Alcuni anni fa, all’alba mi destai, dopo aver trascorso, in una botte di legno, adibita a casetta, la notte sulle sponde dell’incantevole lago sloveno di Most Na Soci.
Dopo colazione, ingurgitai una poderosa “Sganiedomaca”, grappa slovena a 35°, prima di scivolare fra quelle scintillanti ma imperscrutabili acque con la mia barca veneziana, in legno espanso listellato.
In quelle acque gelide, talvolta, con un cappio fra i denti e l'altro fra le mani, ed una ninfa per esca, grandi lipan e tipallidi avevo pescato.
M'incuneaì, lungo il mio percorso. fra una moltitudine di grotte, rocce appuntite ed insenature spioventi, ed un fiotto di luce filtrò fra quelle montagne mentre le colline degradavano fino a riva, rivestite da un tappeto di gelsomini.
La mia barca si adagiava su macchie e colori fauve, blu e bianco titanio, verdi cadmio, avvolti in controluce, da un'impalpabile e medianica nebbia mattutina.
Talvolta, da lontano intravvedevo l'amico Sterch, che nella sua canoa, portava con sé un orsetto ammaestrato, vera attrazione degli animalisti.
In quel luogo mi sentivo a contatto e più vicino a Dio.
Dopo circa 2 km, si potevano ammirare le fonti del Tolminka, ancor oggi meta di molti appassionati, per aver ispirato, con i suoi passaggi pericolanti, rovi intricati e strapiombi mozzafiato (come è testimoniato da un'insegna commemorativa), il sommo poeta Dante, nel suo “Inferno”.
Ad un tratto, avvertii una calma angosciante, il caldo era divenuto insopprimibile, respiravo a fatica. Improvvisamente, il sole sprezzante mi abbandonò e divenne buio, ed il vento, che accompagnava la mia anima in pena, cominciò ad ululare.

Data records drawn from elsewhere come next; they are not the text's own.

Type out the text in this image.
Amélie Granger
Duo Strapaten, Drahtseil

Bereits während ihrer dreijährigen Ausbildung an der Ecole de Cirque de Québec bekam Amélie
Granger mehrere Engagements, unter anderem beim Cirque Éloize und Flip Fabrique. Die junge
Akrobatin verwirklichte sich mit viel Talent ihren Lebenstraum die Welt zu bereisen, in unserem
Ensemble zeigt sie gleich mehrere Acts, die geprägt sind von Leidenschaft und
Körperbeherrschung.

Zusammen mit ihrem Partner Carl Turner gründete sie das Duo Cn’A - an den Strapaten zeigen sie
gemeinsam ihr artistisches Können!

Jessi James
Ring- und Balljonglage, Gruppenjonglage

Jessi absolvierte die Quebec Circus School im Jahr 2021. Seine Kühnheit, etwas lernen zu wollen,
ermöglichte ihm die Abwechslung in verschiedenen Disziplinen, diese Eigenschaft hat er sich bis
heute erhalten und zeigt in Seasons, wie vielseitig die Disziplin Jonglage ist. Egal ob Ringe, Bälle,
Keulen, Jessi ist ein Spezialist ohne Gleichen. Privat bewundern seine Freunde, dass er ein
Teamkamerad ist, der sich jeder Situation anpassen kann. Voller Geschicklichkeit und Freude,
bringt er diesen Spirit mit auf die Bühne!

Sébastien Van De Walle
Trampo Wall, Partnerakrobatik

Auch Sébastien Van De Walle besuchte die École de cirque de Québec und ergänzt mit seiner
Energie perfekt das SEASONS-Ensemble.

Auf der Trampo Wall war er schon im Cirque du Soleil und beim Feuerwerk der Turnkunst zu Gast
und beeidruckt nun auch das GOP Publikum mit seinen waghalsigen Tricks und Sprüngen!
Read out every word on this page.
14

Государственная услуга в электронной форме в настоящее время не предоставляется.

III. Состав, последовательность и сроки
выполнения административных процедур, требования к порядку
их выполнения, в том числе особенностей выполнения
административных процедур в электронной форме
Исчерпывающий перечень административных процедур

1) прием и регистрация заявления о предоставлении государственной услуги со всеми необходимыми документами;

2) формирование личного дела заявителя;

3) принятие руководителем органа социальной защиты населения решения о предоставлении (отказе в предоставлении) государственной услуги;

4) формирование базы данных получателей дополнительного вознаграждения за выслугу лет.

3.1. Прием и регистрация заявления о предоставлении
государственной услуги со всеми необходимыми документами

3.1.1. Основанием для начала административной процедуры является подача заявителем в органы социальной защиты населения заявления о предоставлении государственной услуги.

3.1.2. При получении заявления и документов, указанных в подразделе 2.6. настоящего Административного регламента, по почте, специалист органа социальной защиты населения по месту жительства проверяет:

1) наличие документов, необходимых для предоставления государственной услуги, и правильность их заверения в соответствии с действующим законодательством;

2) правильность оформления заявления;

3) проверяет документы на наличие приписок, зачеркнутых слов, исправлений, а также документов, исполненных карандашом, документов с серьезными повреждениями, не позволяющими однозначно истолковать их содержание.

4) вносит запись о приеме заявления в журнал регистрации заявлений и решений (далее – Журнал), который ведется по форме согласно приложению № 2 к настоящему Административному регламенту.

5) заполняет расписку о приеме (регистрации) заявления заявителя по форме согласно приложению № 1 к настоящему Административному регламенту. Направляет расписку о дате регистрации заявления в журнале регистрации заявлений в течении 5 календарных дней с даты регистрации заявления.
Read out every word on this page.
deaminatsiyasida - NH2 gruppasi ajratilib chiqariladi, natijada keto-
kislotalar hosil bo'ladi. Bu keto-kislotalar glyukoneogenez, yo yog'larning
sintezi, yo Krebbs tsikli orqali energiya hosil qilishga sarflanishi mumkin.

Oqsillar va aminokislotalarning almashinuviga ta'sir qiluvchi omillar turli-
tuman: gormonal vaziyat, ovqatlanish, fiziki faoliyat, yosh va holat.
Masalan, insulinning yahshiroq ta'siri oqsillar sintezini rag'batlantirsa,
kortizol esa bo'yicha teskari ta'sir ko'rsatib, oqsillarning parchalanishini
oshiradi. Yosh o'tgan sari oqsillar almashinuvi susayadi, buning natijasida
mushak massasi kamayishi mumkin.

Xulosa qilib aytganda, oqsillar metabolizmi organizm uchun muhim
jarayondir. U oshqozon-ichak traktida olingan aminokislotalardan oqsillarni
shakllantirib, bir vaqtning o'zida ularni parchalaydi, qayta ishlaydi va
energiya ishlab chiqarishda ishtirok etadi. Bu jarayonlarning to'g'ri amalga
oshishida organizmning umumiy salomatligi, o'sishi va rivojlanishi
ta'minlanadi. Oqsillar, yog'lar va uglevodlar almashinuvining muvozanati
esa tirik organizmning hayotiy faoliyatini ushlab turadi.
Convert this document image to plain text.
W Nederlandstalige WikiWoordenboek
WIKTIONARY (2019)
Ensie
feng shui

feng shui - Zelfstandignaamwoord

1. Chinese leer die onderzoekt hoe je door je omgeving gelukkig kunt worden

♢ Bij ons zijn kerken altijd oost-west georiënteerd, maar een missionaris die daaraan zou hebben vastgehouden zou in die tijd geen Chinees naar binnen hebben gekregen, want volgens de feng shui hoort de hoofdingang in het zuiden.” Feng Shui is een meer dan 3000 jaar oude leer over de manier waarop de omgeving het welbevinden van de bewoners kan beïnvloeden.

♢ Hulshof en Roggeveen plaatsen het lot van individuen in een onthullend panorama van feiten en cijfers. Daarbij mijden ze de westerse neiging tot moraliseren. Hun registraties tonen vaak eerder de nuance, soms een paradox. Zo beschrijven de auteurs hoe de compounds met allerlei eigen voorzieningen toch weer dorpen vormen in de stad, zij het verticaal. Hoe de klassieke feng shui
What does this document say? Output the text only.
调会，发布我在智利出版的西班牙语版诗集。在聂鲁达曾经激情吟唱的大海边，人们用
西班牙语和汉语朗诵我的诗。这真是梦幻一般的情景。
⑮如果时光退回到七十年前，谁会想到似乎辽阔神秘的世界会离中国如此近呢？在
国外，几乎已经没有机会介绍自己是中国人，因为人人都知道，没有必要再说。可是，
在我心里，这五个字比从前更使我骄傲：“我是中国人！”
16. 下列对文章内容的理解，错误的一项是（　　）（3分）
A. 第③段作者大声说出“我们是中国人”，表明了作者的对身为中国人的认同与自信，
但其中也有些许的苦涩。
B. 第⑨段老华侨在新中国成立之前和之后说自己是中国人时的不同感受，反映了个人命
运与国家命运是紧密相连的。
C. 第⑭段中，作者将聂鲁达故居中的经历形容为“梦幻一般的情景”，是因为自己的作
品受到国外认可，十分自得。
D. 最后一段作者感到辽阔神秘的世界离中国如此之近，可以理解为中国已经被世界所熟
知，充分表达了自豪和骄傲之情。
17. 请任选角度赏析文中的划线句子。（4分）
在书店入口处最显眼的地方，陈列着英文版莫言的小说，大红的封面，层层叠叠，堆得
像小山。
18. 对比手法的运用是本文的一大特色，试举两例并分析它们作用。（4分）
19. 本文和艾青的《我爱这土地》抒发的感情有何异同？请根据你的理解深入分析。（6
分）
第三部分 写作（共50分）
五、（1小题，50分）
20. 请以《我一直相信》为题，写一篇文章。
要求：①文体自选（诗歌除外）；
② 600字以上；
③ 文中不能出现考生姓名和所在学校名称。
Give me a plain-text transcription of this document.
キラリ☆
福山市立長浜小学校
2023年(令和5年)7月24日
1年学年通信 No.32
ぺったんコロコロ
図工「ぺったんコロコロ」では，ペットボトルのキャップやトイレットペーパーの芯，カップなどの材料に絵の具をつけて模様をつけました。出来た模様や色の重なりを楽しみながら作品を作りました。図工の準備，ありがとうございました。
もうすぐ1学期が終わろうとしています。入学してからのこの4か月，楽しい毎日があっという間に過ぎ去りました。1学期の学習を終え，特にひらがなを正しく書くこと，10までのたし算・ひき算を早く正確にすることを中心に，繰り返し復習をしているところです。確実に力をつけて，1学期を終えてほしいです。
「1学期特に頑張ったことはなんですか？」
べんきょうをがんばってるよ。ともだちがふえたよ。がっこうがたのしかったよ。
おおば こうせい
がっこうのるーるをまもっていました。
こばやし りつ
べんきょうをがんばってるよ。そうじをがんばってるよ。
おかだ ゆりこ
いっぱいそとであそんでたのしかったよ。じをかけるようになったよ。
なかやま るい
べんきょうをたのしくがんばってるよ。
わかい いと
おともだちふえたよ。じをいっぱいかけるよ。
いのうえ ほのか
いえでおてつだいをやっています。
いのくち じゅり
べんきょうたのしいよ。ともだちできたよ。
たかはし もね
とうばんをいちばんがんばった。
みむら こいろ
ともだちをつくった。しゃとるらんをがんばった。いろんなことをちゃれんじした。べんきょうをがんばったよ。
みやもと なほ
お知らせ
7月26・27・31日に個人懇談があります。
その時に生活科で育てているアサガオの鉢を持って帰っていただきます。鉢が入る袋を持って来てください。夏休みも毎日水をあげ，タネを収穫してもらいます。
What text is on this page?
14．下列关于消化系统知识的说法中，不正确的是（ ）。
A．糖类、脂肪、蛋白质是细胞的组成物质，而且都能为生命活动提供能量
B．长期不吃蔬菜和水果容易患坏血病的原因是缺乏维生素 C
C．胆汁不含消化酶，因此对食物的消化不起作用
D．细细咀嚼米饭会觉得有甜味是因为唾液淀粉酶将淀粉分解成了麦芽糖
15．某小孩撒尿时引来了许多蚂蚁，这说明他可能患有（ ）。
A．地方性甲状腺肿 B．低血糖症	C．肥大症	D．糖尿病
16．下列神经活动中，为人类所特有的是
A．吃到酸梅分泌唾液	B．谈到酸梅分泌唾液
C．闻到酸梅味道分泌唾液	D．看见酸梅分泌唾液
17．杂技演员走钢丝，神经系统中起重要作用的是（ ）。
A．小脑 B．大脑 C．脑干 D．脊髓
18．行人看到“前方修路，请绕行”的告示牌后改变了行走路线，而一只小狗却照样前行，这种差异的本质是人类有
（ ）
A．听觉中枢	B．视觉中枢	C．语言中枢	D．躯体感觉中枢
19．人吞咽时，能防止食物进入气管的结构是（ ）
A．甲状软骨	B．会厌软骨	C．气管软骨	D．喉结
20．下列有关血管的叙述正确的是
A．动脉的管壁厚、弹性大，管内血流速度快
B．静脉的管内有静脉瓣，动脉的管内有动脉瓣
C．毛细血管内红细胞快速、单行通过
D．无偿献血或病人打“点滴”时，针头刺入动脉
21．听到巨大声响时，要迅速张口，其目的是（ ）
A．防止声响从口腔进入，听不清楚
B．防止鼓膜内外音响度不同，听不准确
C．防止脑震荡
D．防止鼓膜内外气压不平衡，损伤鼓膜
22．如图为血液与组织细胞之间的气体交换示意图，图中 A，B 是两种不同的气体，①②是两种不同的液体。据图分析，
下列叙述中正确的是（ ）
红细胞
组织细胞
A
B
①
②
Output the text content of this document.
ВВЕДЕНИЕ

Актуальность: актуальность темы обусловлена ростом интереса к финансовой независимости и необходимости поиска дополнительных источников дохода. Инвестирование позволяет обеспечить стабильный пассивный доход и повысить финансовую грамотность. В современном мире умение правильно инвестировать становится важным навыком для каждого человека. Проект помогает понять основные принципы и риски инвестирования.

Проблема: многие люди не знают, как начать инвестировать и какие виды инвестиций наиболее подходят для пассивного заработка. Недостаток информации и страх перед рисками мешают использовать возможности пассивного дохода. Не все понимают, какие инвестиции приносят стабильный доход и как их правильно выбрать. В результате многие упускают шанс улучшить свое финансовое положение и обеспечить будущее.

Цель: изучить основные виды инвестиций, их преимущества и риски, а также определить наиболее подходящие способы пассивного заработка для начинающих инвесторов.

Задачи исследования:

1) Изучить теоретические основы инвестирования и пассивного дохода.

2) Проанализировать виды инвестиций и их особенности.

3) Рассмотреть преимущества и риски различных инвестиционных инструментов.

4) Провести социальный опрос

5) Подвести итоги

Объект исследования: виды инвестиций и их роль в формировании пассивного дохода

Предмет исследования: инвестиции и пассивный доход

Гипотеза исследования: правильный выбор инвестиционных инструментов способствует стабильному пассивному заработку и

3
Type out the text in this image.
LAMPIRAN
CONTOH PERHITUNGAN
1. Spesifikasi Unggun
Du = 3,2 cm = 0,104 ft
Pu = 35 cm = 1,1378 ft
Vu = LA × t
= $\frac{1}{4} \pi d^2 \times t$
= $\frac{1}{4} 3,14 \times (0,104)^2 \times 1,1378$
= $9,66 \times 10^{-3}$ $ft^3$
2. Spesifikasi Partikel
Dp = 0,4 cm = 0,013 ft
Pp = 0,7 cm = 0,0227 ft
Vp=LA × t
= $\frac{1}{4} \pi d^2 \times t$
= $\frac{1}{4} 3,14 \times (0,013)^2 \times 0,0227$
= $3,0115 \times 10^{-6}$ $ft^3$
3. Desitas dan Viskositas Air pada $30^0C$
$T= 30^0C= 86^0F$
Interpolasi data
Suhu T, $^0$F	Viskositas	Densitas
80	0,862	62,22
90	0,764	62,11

La mia barca si riempì d'acqua ed io giacqui curvo, raggomitolato su me stesso, i remi fra le braccia. I fulmini vibranti, cadevano come punte acuminate. Un lampo azzurrognolo mi abbagliò e tremai al frastono dei tuoni. Il rumore dell'eco si propagava minaccioso fra le montagne. La mia lingua, per effetto aerostatico, si prosciugò. I miei occhi, la sclera e la cornea persero il loro film lacrimale.
“E' GIUNTA LA MIA ORA!”, pensai. Poi, a squarciagola urlai:“ Sì, so di essere un peccatore, ma ti prego, per questa volta, salvami, Dio mio, o tu Papa Wojtyla, dammi un segno, perchè, sei stato, come Cristo un uomo, ed ora aiutami !
Ero ormai giunto al culmine della disperazione quando all'improvviso, dopo questa preghiera, i lampi si diradarono e si formarono dei nuvoloni pacifici, la pioggia cessò ed un forte sibilo di vento mi sfiorò, accarezzando le mie guance.
Ritornò il silenzio iniziale tra le acque colore asfalto. Ridestandomi da quel torpore lanciai un ultimo grido:
“Grazie Wojtyla, sei proprio forte, sei così forte che non mi hai nemmeno chiamato al cellulare!”